There is also a growing recognition that “broadness and the ability to think,” will define successful managers in the new business environment. (“The best thing you can do is get a good liberal arts undergraduate degree and then go to business school at the graduate level,” Martin says.)
“There’s an argument that people who go to business school are brittle.” They reject new thinking rather than integrate it because it threatens to unravel the brittle foundation upon which their knowledge is based. This is particularly true at an interpersonal level. When people are challenged with different opinions, they tend to dismiss the person with the differing view as mean-spirited or stupid rather than looking for new insights into the matter at hand even if that means approaching something in a completely different manner, he explains.
“IQ doesn’t do it alone. EQ is as important,” he says. And unlike IQ, which is essentially innate, “EQ can be improved if you work at it.” So the U of T is putting a greater emphasis on some of the soft skills.
There was a common complaint: “We have really smart people but it’s unclear if they know how to learn,” he says. In response, Martin introduced a new course called “Learning how to Learn” so that their graduates will be able to continue to grow and develop after moving from the campus to the office.

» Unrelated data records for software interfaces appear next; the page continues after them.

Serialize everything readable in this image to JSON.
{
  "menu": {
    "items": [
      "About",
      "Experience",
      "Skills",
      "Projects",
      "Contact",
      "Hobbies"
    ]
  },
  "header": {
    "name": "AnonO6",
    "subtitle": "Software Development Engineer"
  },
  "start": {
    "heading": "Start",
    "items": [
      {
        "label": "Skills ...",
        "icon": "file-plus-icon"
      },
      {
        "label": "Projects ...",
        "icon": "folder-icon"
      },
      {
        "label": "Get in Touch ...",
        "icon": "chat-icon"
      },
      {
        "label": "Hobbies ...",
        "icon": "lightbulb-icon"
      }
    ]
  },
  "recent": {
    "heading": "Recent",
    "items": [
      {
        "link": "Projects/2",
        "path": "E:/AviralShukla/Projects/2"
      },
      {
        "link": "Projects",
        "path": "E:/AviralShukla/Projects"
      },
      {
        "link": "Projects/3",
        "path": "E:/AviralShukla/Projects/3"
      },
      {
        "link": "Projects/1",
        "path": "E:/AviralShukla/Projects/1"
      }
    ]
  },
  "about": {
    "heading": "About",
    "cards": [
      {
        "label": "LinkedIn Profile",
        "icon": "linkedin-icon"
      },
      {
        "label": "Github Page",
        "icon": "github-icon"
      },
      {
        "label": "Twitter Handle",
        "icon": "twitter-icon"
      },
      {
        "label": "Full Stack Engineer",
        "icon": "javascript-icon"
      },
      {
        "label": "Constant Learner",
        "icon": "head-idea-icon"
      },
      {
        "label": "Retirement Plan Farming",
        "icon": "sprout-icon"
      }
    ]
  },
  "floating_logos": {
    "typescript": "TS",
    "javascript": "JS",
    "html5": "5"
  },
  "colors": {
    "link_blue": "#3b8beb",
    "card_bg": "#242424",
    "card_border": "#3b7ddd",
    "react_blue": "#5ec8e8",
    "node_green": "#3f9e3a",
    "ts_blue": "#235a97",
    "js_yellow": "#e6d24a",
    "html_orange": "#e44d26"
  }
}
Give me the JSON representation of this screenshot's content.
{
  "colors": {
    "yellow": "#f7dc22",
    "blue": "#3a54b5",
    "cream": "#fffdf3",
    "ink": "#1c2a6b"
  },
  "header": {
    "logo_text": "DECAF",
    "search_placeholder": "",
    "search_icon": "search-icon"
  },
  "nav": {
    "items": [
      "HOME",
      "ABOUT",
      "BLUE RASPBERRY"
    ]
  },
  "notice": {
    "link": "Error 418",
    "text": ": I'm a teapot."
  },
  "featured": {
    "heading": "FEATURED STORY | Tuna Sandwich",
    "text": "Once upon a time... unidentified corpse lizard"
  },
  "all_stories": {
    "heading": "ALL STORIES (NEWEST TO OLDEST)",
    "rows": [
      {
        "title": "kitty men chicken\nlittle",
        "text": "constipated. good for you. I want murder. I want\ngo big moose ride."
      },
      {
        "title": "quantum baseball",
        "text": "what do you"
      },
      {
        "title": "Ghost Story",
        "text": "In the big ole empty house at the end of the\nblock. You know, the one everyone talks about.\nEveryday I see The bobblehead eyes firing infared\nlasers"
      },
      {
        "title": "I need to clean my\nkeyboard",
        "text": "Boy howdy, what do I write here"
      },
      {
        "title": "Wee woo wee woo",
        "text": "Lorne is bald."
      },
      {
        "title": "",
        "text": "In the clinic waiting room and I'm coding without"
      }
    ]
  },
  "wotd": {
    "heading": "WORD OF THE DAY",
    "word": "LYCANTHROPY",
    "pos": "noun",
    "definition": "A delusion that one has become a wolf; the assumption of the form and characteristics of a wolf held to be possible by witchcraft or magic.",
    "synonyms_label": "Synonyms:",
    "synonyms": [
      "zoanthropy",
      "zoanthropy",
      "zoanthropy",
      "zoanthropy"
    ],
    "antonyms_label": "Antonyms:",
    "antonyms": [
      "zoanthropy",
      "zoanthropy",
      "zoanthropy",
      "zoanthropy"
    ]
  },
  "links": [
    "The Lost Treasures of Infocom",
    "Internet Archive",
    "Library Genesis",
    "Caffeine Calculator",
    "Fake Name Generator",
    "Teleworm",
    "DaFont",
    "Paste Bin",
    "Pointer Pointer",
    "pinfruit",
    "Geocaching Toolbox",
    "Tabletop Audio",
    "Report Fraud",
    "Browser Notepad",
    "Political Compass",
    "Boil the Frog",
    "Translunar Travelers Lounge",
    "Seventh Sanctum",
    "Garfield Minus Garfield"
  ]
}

Michael Stern also suggests that if the MBA students don’t have business experience they should at least be taught by people who have experience in the real world. Sanjay Sharma, director of the executive MBA program at St. Mary’s University in Halifax, agrees that part of the problem with regular MBA programs is the large number of instructors who are newly-minted PhDs with no organizational experience. “They know the concepts and are very knowledgeable about their field but are very naive about the real world,” he says. But many people with experience in the working world won’t take the pay cut associated with an academic position and most reward structures at universities place so much emphasis on research and getting published early in an academic’s career, that course development and interaction with businesses gets neglected, he says.
The medical and law schools have addressed this problem by allowing faculty members to practice as well as teach. Not only will this supplement their income but also helps them stay current with new trends in their profession and there is no reason business schools can’t do the same.
While there may be no substitute for experience, a lot of businesses want MBAs at the entry level for management training, says Guy French a partner with the recruitment firm, Corso, Mizgala and French. Particularly attractive are the graduates of specialized programs. For the past few years, many of the business schools have been staking out ground as specialists in training business leaders in specific industries: Queen’s offers an MBA in science and technology, the University of Alberta has a specialization in forestry and agriculture while Dalhousie encourages employees to focus on finance or information systems. The truth of the matter is that if a student wants a career in financial services he’ll be better off going somewhere else to specialize in that field, but if he wants to go into science and technology, then Queen’s would be their best bet, says John Gordon, chair of the MBA for Science and Technology at Queen’s.
“A general basic MBA doesn’t have the caché it use to have,”says Mary Hamblin, director of MBA programs at Dalhousie University in Halifax. But there is still a demand for young inexperienced MBA graduates who can combine good business management with solid gounding in specific industry. “They (employers) want somebody who doesn’t have habits, so that they can mold them and make them good corporate citizens,” she says. “Last year businesses hired our younger students much more readily than our older students.”